Powering Text-to-Image AI with Scalable Human Preference Data

The Challenge

Building world-class text-to-image generative AI isn’t just about training models on large datasets—it’s about fine-tuning them with nuanced human judgment. For this leading GenAI app, that meant finding a way to gather high-quality preference data without slowing down their product team. But sourcing and labeling that data in-house would have required a huge lift draining time and energy from their fast-moving development cycles.

The Approach

Instead of overloading their internal teams, the company chose to work with Databrewery. Through Databrewery’s platform and Brewforce-powered Labeling Services, they were able to quickly spin up a scalable, human-in-the-loop pipeline. Skilled annotators and experienced project leads came together to handle the complex task of evaluating model outputs based on subtle user preferences freeing the product team to stay focused on innovation.

The Outcome

With Databrewery in place, the team doubled the speed of their human preference data generation by 2x. What once took months could now be done in weeks. More importantly, their AI models got better, faster thanks to high-quality, structured human input that scaled with their product ambitions.

Text to Image

A fast-growing generative AI company focused on creating visual content such as logos, posters, and imagery was facing a familiar challenge: how to improve model performance without overwhelming their product team. Their technology allows users to turn text prompts into vivid images, and while the core product was gaining momentum, training the models to better reflect user preferences required vast amounts of human feedback. Building this dataset internally would have diverted critical resources, slowed product releases, and pulled focus from their core mission of delivering intuitive, creativity-first tools.
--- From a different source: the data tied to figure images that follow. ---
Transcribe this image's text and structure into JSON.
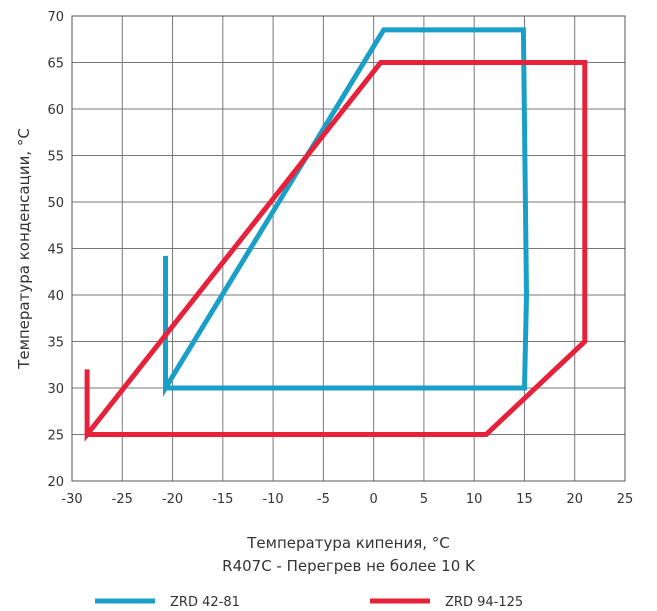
{
  "chart_data": {
    "type": "line",
    "title": "",
    "xlabel": "Температура кипения, °C",
    "ylabel": "Температура конденсации, °C",
    "subtitle": "R407C - Перегрев не более 10 K",
    "xlim": [
      -30,
      25
    ],
    "ylim": [
      20,
      70
    ],
    "xticks": [
      -30,
      -25,
      -20,
      -15,
      -10,
      -5,
      0,
      5,
      10,
      15,
      20,
      25
    ],
    "yticks": [
      20,
      25,
      30,
      35,
      40,
      45,
      50,
      55,
      60,
      65,
      70
    ],
    "grid": true,
    "legend_position": "bottom",
    "series": [
      {
        "name": "ZRD 42-81",
        "color": "#1aa0c8",
        "x": [
          -20.7,
          -20.7,
          1,
          14.9,
          15.2,
          15,
          -20.7
        ],
        "y": [
          44.2,
          30,
          68.5,
          68.5,
          40,
          30,
          30
        ]
      },
      {
        "name": "ZRD 94-125",
        "color": "#e8213a",
        "x": [
          -28.5,
          -28.5,
          0.7,
          21,
          21,
          11.2,
          -28.5
        ],
        "y": [
          32,
          25,
          65,
          65,
          35,
          25,
          25
        ]
      }
    ]
  }
}
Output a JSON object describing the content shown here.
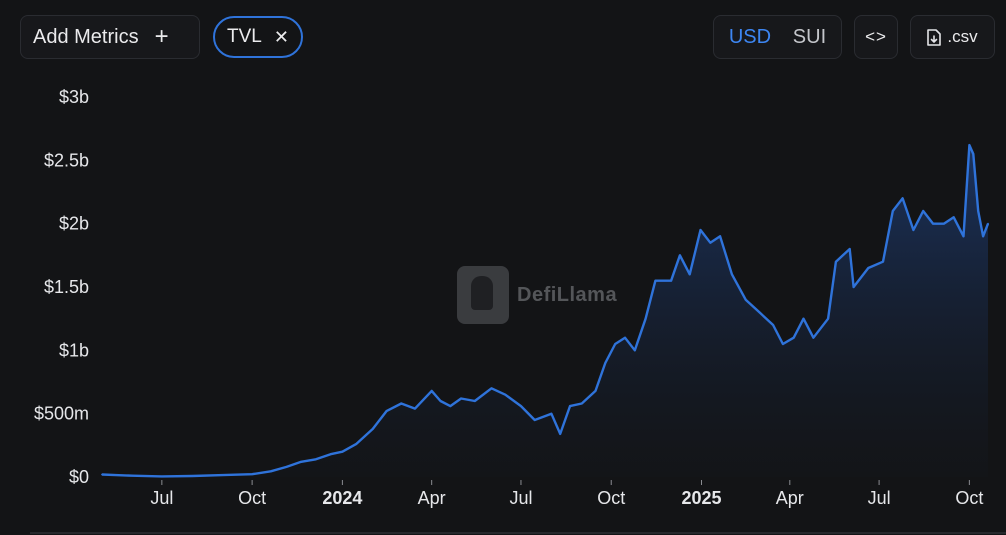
{
  "toolbar": {
    "add_metrics_label": "Add Metrics",
    "add_icon": "+",
    "metric_chip_label": "TVL",
    "remove_icon": "✕",
    "currency_options": [
      "USD",
      "SUI"
    ],
    "currency_selected": "USD",
    "embed_label": "<>",
    "csv_label": ".csv"
  },
  "watermark": {
    "brand": "DefiLlama"
  },
  "colors": {
    "line": "#2f73da",
    "accent": "#3d86f2",
    "background": "#131416"
  },
  "chart_data": {
    "type": "area",
    "title": "",
    "xlabel": "",
    "ylabel": "",
    "ylim": [
      0,
      3000000000
    ],
    "y_ticks": [
      0,
      500000000,
      1000000000,
      1500000000,
      2000000000,
      2500000000,
      3000000000
    ],
    "y_tick_labels": [
      "$0",
      "$500m",
      "$1b",
      "$1.5b",
      "$2b",
      "$2.5b",
      "$3b"
    ],
    "x_ticks": [
      {
        "date": "2023-07-01",
        "label": "Jul",
        "bold": false
      },
      {
        "date": "2023-10-01",
        "label": "Oct",
        "bold": false
      },
      {
        "date": "2024-01-01",
        "label": "2024",
        "bold": true
      },
      {
        "date": "2024-04-01",
        "label": "Apr",
        "bold": false
      },
      {
        "date": "2024-07-01",
        "label": "Jul",
        "bold": false
      },
      {
        "date": "2024-10-01",
        "label": "Oct",
        "bold": false
      },
      {
        "date": "2025-01-01",
        "label": "2025",
        "bold": true
      },
      {
        "date": "2025-04-01",
        "label": "Apr",
        "bold": false
      },
      {
        "date": "2025-07-01",
        "label": "Jul",
        "bold": false
      },
      {
        "date": "2025-10-01",
        "label": "Oct",
        "bold": false
      }
    ],
    "xlim": [
      "2023-05-01",
      "2025-10-20"
    ],
    "series": [
      {
        "points": [
          [
            "2023-05-01",
            20000000
          ],
          [
            "2023-05-15",
            15000000
          ],
          [
            "2023-06-01",
            10000000
          ],
          [
            "2023-07-01",
            5000000
          ],
          [
            "2023-08-01",
            8000000
          ],
          [
            "2023-09-01",
            15000000
          ],
          [
            "2023-10-01",
            22000000
          ],
          [
            "2023-10-20",
            45000000
          ],
          [
            "2023-11-05",
            80000000
          ],
          [
            "2023-11-20",
            120000000
          ],
          [
            "2023-12-05",
            140000000
          ],
          [
            "2023-12-20",
            180000000
          ],
          [
            "2024-01-01",
            200000000
          ],
          [
            "2024-01-15",
            260000000
          ],
          [
            "2024-02-01",
            380000000
          ],
          [
            "2024-02-15",
            520000000
          ],
          [
            "2024-03-01",
            580000000
          ],
          [
            "2024-03-15",
            540000000
          ],
          [
            "2024-04-01",
            680000000
          ],
          [
            "2024-04-10",
            600000000
          ],
          [
            "2024-04-20",
            560000000
          ],
          [
            "2024-05-01",
            620000000
          ],
          [
            "2024-05-15",
            600000000
          ],
          [
            "2024-06-01",
            700000000
          ],
          [
            "2024-06-15",
            650000000
          ],
          [
            "2024-07-01",
            560000000
          ],
          [
            "2024-07-15",
            450000000
          ],
          [
            "2024-08-01",
            500000000
          ],
          [
            "2024-08-10",
            340000000
          ],
          [
            "2024-08-20",
            560000000
          ],
          [
            "2024-09-01",
            580000000
          ],
          [
            "2024-09-15",
            680000000
          ],
          [
            "2024-09-25",
            900000000
          ],
          [
            "2024-10-05",
            1050000000
          ],
          [
            "2024-10-15",
            1100000000
          ],
          [
            "2024-10-25",
            1000000000
          ],
          [
            "2024-11-05",
            1250000000
          ],
          [
            "2024-11-15",
            1550000000
          ],
          [
            "2024-12-01",
            1550000000
          ],
          [
            "2024-12-10",
            1750000000
          ],
          [
            "2024-12-20",
            1600000000
          ],
          [
            "2024-12-31",
            1950000000
          ],
          [
            "2025-01-10",
            1850000000
          ],
          [
            "2025-01-20",
            1900000000
          ],
          [
            "2025-02-01",
            1600000000
          ],
          [
            "2025-02-15",
            1400000000
          ],
          [
            "2025-03-01",
            1300000000
          ],
          [
            "2025-03-15",
            1200000000
          ],
          [
            "2025-03-25",
            1050000000
          ],
          [
            "2025-04-05",
            1100000000
          ],
          [
            "2025-04-15",
            1250000000
          ],
          [
            "2025-04-25",
            1100000000
          ],
          [
            "2025-05-10",
            1250000000
          ],
          [
            "2025-05-18",
            1700000000
          ],
          [
            "2025-06-01",
            1800000000
          ],
          [
            "2025-06-05",
            1500000000
          ],
          [
            "2025-06-20",
            1650000000
          ],
          [
            "2025-07-05",
            1700000000
          ],
          [
            "2025-07-15",
            2100000000
          ],
          [
            "2025-07-25",
            2200000000
          ],
          [
            "2025-08-05",
            1950000000
          ],
          [
            "2025-08-15",
            2100000000
          ],
          [
            "2025-08-25",
            2000000000
          ],
          [
            "2025-09-05",
            2000000000
          ],
          [
            "2025-09-15",
            2050000000
          ],
          [
            "2025-09-25",
            1900000000
          ],
          [
            "2025-10-01",
            2620000000
          ],
          [
            "2025-10-05",
            2550000000
          ],
          [
            "2025-10-10",
            2100000000
          ],
          [
            "2025-10-15",
            1900000000
          ],
          [
            "2025-10-20",
            2000000000
          ]
        ]
      }
    ],
    "grid": false,
    "fill": "gradient"
  }
}
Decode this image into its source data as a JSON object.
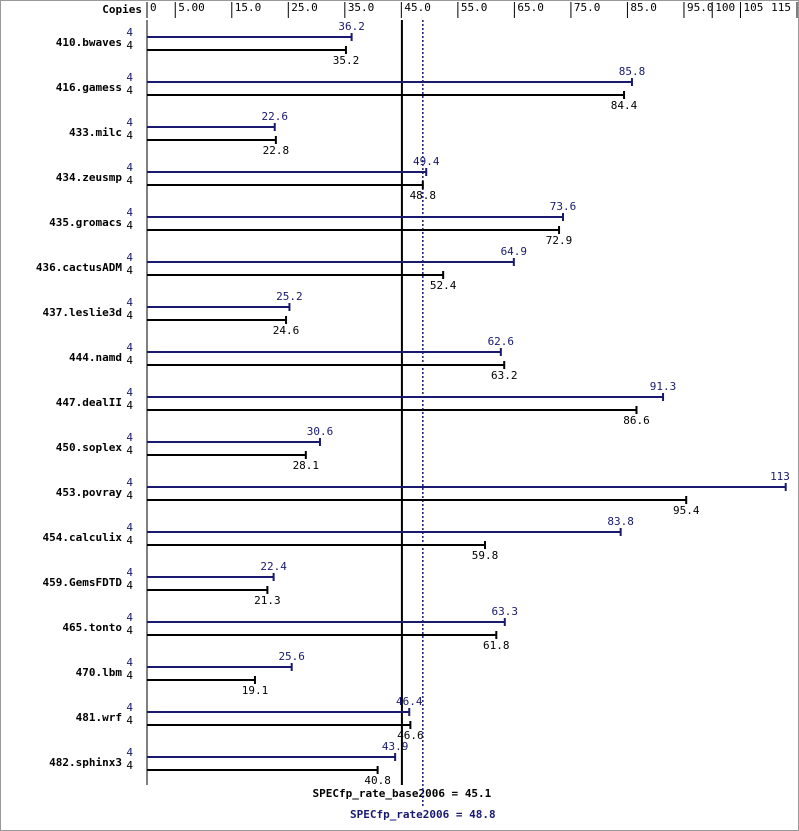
{
  "chart_data": {
    "type": "bar",
    "copies_label": "Copies",
    "categories": [
      "410.bwaves",
      "416.gamess",
      "433.milc",
      "434.zeusmp",
      "435.gromacs",
      "436.cactusADM",
      "437.leslie3d",
      "444.namd",
      "447.dealII",
      "450.soplex",
      "453.povray",
      "454.calculix",
      "459.GemsFDTD",
      "465.tonto",
      "470.lbm",
      "481.wrf",
      "482.sphinx3"
    ],
    "series": [
      {
        "color": "#191970",
        "copies": [
          4,
          4,
          4,
          4,
          4,
          4,
          4,
          4,
          4,
          4,
          4,
          4,
          4,
          4,
          4,
          4,
          4
        ],
        "values": [
          36.2,
          85.8,
          22.6,
          49.4,
          73.6,
          64.9,
          25.2,
          62.6,
          91.3,
          30.6,
          113,
          83.8,
          22.4,
          63.3,
          25.6,
          46.4,
          43.9
        ]
      },
      {
        "color": "#000000",
        "copies": [
          4,
          4,
          4,
          4,
          4,
          4,
          4,
          4,
          4,
          4,
          4,
          4,
          4,
          4,
          4,
          4,
          4
        ],
        "values": [
          35.2,
          84.4,
          22.8,
          48.8,
          72.9,
          52.4,
          24.6,
          63.2,
          86.6,
          28.1,
          95.4,
          59.8,
          21.3,
          61.8,
          19.1,
          46.6,
          40.8
        ]
      }
    ],
    "xlim": [
      0,
      115
    ],
    "xticks": [
      0,
      {
        "value": 5,
        "label": "5.00"
      },
      {
        "value": 15,
        "label": "15.0"
      },
      {
        "value": 25,
        "label": "25.0"
      },
      {
        "value": 35,
        "label": "35.0"
      },
      {
        "value": 45,
        "label": "45.0"
      },
      {
        "value": 55,
        "label": "55.0"
      },
      {
        "value": 65,
        "label": "65.0"
      },
      {
        "value": 75,
        "label": "75.0"
      },
      {
        "value": 85,
        "label": "85.0"
      },
      {
        "value": 95,
        "label": "95.0"
      },
      100,
      105,
      115
    ],
    "reference_lines": [
      {
        "label": "SPECfp_rate_base2006 = ",
        "value": 45.1,
        "color": "#000000",
        "dashed": false
      },
      {
        "label": "SPECfp_rate2006 = ",
        "value": 48.8,
        "color": "#191970",
        "dashed": true
      }
    ]
  }
}
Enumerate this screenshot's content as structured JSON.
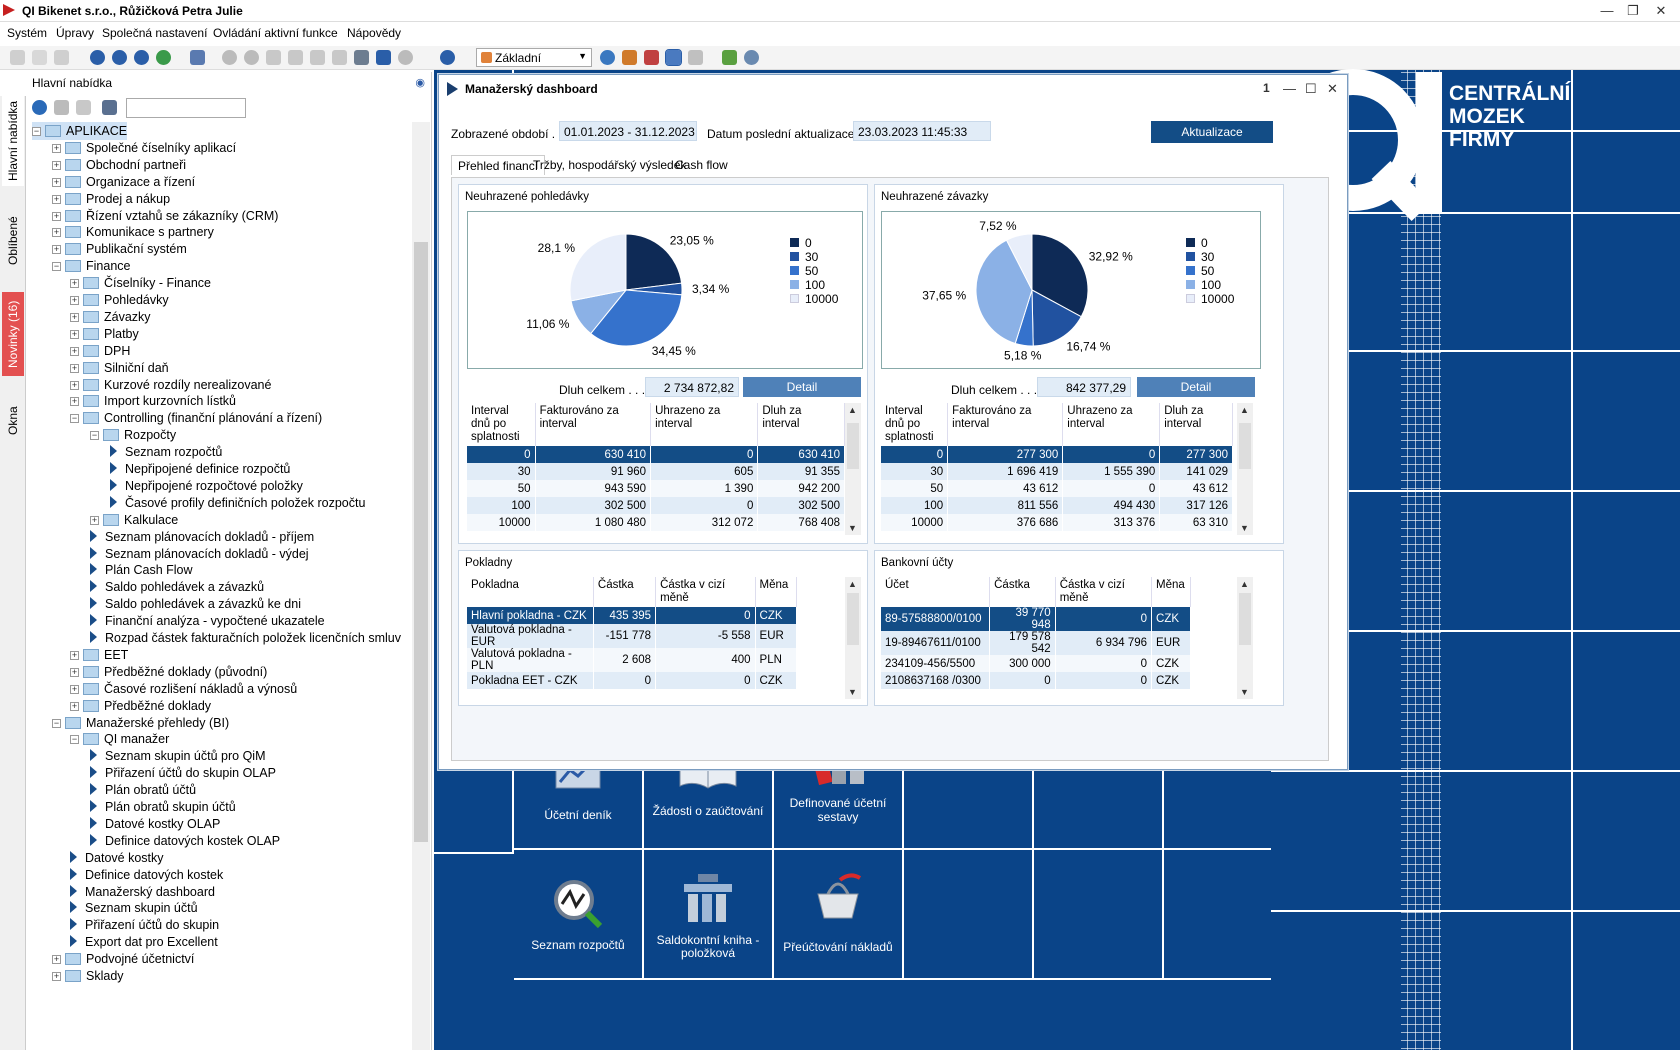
{
  "window": {
    "title": "QI  Bikenet s.r.o., Růžičková Petra Julie"
  },
  "menu": [
    "Systém",
    "Úpravy",
    "Společná nastavení",
    "Ovládání aktivní funkce",
    "Nápovědy"
  ],
  "toolbar": {
    "profile": "Základní"
  },
  "vtabs": {
    "main": "Hlavní nabídka",
    "favorites": "Oblíbené",
    "news": "Novinky (16)",
    "windows": "Okna"
  },
  "nav": {
    "title": "Hlavní nabídka",
    "tree": [
      {
        "label": "APLIKACE",
        "level": 0,
        "type": "root",
        "expanded": true,
        "selected": true
      },
      {
        "label": "Společné číselníky aplikací",
        "level": 1,
        "type": "folder"
      },
      {
        "label": "Obchodní partneři",
        "level": 1,
        "type": "folder"
      },
      {
        "label": "Organizace a řízení",
        "level": 1,
        "type": "folder"
      },
      {
        "label": "Prodej a nákup",
        "level": 1,
        "type": "folder"
      },
      {
        "label": "Řízení vztahů se zákazníky (CRM)",
        "level": 1,
        "type": "folder"
      },
      {
        "label": "Komunikace s partnery",
        "level": 1,
        "type": "folder"
      },
      {
        "label": "Publikační systém",
        "level": 1,
        "type": "folder"
      },
      {
        "label": "Finance",
        "level": 1,
        "type": "folder",
        "expanded": true
      },
      {
        "label": "Číselníky - Finance",
        "level": 2,
        "type": "folder"
      },
      {
        "label": "Pohledávky",
        "level": 2,
        "type": "folder"
      },
      {
        "label": "Závazky",
        "level": 2,
        "type": "folder"
      },
      {
        "label": "Platby",
        "level": 2,
        "type": "folder"
      },
      {
        "label": "DPH",
        "level": 2,
        "type": "folder"
      },
      {
        "label": "Silniční daň",
        "level": 2,
        "type": "folder"
      },
      {
        "label": "Kurzové rozdíly nerealizované",
        "level": 2,
        "type": "folder"
      },
      {
        "label": "Import kurzovních lístků",
        "level": 2,
        "type": "folder"
      },
      {
        "label": "Controlling (finanční plánování a řízení)",
        "level": 2,
        "type": "folder",
        "expanded": true
      },
      {
        "label": "Rozpočty",
        "level": 3,
        "type": "folder",
        "expanded": true
      },
      {
        "label": "Seznam rozpočtů",
        "level": 4,
        "type": "item"
      },
      {
        "label": "Nepřipojené definice rozpočtů",
        "level": 4,
        "type": "item"
      },
      {
        "label": "Nepřipojené rozpočtové položky",
        "level": 4,
        "type": "item"
      },
      {
        "label": "Časové profily definičních položek rozpočtu",
        "level": 4,
        "type": "item"
      },
      {
        "label": "Kalkulace",
        "level": 3,
        "type": "folder"
      },
      {
        "label": "Seznam plánovacích dokladů - příjem",
        "level": 3,
        "type": "item"
      },
      {
        "label": "Seznam plánovacích dokladů - výdej",
        "level": 3,
        "type": "item"
      },
      {
        "label": "Plán Cash Flow",
        "level": 3,
        "type": "item"
      },
      {
        "label": "Saldo pohledávek a závazků",
        "level": 3,
        "type": "item"
      },
      {
        "label": "Saldo pohledávek a závazků ke dni",
        "level": 3,
        "type": "item"
      },
      {
        "label": "Finanční analýza - vypočtené ukazatele",
        "level": 3,
        "type": "item"
      },
      {
        "label": "Rozpad částek fakturačních položek licenčních smluv",
        "level": 3,
        "type": "item"
      },
      {
        "label": "EET",
        "level": 2,
        "type": "folder"
      },
      {
        "label": "Předběžné doklady (původní)",
        "level": 2,
        "type": "folder"
      },
      {
        "label": "Časové rozlišení nákladů a výnosů",
        "level": 2,
        "type": "folder"
      },
      {
        "label": "Předběžné doklady",
        "level": 2,
        "type": "folder"
      },
      {
        "label": "Manažerské přehledy (BI)",
        "level": 1,
        "type": "folder",
        "expanded": true
      },
      {
        "label": "QI manažer",
        "level": 2,
        "type": "folder",
        "expanded": true
      },
      {
        "label": "Seznam skupin účtů pro QiM",
        "level": 3,
        "type": "item"
      },
      {
        "label": "Přiřazení účtů do skupin OLAP",
        "level": 3,
        "type": "item"
      },
      {
        "label": "Plán obratů účtů",
        "level": 3,
        "type": "item"
      },
      {
        "label": "Plán obratů skupin účtů",
        "level": 3,
        "type": "item"
      },
      {
        "label": "Datové kostky OLAP",
        "level": 3,
        "type": "item"
      },
      {
        "label": "Definice datových kostek OLAP",
        "level": 3,
        "type": "item"
      },
      {
        "label": "Datové kostky",
        "level": 2,
        "type": "item"
      },
      {
        "label": "Definice datových kostek",
        "level": 2,
        "type": "item"
      },
      {
        "label": "Manažerský dashboard",
        "level": 2,
        "type": "item"
      },
      {
        "label": "Seznam skupin účtů",
        "level": 2,
        "type": "item"
      },
      {
        "label": "Přiřazení účtů do skupin",
        "level": 2,
        "type": "item"
      },
      {
        "label": "Export dat pro Excellent",
        "level": 2,
        "type": "item"
      },
      {
        "label": "Podvojné účetnictví",
        "level": 1,
        "type": "folder"
      },
      {
        "label": "Sklady",
        "level": 1,
        "type": "folder"
      }
    ]
  },
  "dashboard": {
    "title": "Manažerský dashboard",
    "window_number": "1",
    "period_label": "Zobrazené období  . .",
    "period_value": "01.01.2023 - 31.12.2023",
    "update_label": "Datum poslední aktualizace  . .",
    "update_value": "23.03.2023 11:45:33",
    "refresh_button": "Aktualizace",
    "tabs": [
      "Přehled financí",
      "Tržby, hospodářský výsledek",
      "Cash flow"
    ],
    "receivables": {
      "title": "Neuhrazené pohledávky",
      "debt_label": "Dluh celkem  . . .",
      "debt_value": "2 734 872,82",
      "detail_button": "Detail",
      "headers": [
        "Interval dnů po splatnosti",
        "Fakturováno za interval",
        "Uhrazeno za interval",
        "Dluh za interval"
      ],
      "rows": [
        [
          "0",
          "630 410",
          "0",
          "630 410"
        ],
        [
          "30",
          "91 960",
          "605",
          "91 355"
        ],
        [
          "50",
          "943 590",
          "1 390",
          "942 200"
        ],
        [
          "100",
          "302 500",
          "0",
          "302 500"
        ],
        [
          "10000",
          "1 080 480",
          "312 072",
          "768 408"
        ]
      ]
    },
    "payables": {
      "title": "Neuhrazené závazky",
      "debt_label": "Dluh celkem  . . .",
      "debt_value": "842 377,29",
      "detail_button": "Detail",
      "headers": [
        "Interval dnů po splatnosti",
        "Fakturováno za interval",
        "Uhrazeno za interval",
        "Dluh za interval"
      ],
      "rows": [
        [
          "0",
          "277 300",
          "0",
          "277 300"
        ],
        [
          "30",
          "1 696 419",
          "1 555 390",
          "141 029"
        ],
        [
          "50",
          "43 612",
          "0",
          "43 612"
        ],
        [
          "100",
          "811 556",
          "494 430",
          "317 126"
        ],
        [
          "10000",
          "376 686",
          "313 376",
          "63 310"
        ]
      ]
    },
    "cash": {
      "title": "Pokladny",
      "headers": [
        "Pokladna",
        "Částka",
        "Částka v cizí měně",
        "Měna"
      ],
      "rows": [
        [
          "Hlavní pokladna - CZK",
          "435 395",
          "0",
          "CZK"
        ],
        [
          "Valutová pokladna - EUR",
          "-151 778",
          "-5 558",
          "EUR"
        ],
        [
          "Valutová pokladna - PLN",
          "2 608",
          "400",
          "PLN"
        ],
        [
          "Pokladna EET - CZK",
          "0",
          "0",
          "CZK"
        ]
      ]
    },
    "bank": {
      "title": "Bankovní účty",
      "headers": [
        "Účet",
        "Částka",
        "Částka v cizí měně",
        "Měna"
      ],
      "rows": [
        [
          "89-57588800/0100",
          "39 770 948",
          "0",
          "CZK"
        ],
        [
          "19-89467611/0100",
          "179 578 542",
          "6 934 796",
          "EUR"
        ],
        [
          "234109-456/5500",
          "300 000",
          "0",
          "CZK"
        ],
        [
          "2108637168 /0300",
          "0",
          "0",
          "CZK"
        ]
      ]
    }
  },
  "chart_data": [
    {
      "type": "pie",
      "title": "Neuhrazené pohledávky",
      "categories": [
        "0",
        "30",
        "50",
        "100",
        "10000"
      ],
      "values": [
        23.05,
        3.34,
        34.45,
        11.06,
        28.1
      ],
      "labels": [
        "23,05 %",
        "3,34 %",
        "34,45 %",
        "11,06 %",
        "28,1 %"
      ],
      "colors": [
        "#0e2a56",
        "#2152a0",
        "#3572cc",
        "#8bb1e6",
        "#e8eefa"
      ],
      "legend": "right"
    },
    {
      "type": "pie",
      "title": "Neuhrazené závazky",
      "categories": [
        "0",
        "30",
        "50",
        "100",
        "10000"
      ],
      "values": [
        32.92,
        16.74,
        5.18,
        37.65,
        7.52
      ],
      "labels": [
        "32,92 %",
        "16,74 %",
        "5,18 %",
        "37,65 %",
        "7,52 %"
      ],
      "colors": [
        "#0e2a56",
        "#2152a0",
        "#3572cc",
        "#8bb1e6",
        "#e8eefa"
      ],
      "legend": "right"
    }
  ],
  "desktop": {
    "brand_line1": "CENTRÁLNÍ",
    "brand_line2": "MOZEK",
    "brand_line3": "FIRMY",
    "tiles": [
      "Účetní deník",
      "Žádosti o zaúčtování",
      "Definované účetní sestavy",
      "Seznam rozpočtů",
      "Saldokontní kniha - položková",
      "Přeúčtování nákladů"
    ]
  }
}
To keep moving fast without compromising on quality, the team turned to Databrewery. With Databrewery’s specialized tools for collecting and ranking model outputs, and its Brewforce workforce providing expert human input, the company was able to implement a more efficient approach to training data creation. Rather than relying on internal resources to compare and classify outputs, they used Databrewery’s purpose-built LLM preference editor to streamline reinforcement learning from human feedback (RLHF), an approach that allows models to learn which outputs real users find most useful or visually appealing.

Generate Conversation

What set this partnership apart was the ability to incorporate human judgment at scale, especially across outputs generated from multiple models. Using Databrewery’s latest multimodal chat tools, the team could simulate conversations, evaluate how different models performed on a variety of prompts, and collect structured rankings based on visual relevance, aesthetic appeal, and fidelity to input. This gave them a clear, repeatable way to measure model quality week over week not just in isolation, but against competitors and previous versions of their own systems.

The result was a self-improving feedback loop: humans evaluated outputs, the data informed new training runs, and the updated models were quickly tested again. This cycle helped the company pinpoint weak spots, prioritize where to focus next, and make meaningful progress with each iteration. The company saw more than a 50% increase in data generation speed, and development timelines that previously spanned months were shortened to weeks all without sacrificing quality or overburdening internal teams.

Looking ahead, they plan to continue scaling with Databrewery and Brewforce, expanding their access to highly skilled labelers with strong visual literacy and domain expertise. This will help them stay ahead of rising demand, while continuing to improve how users interact with and get value from generative AI.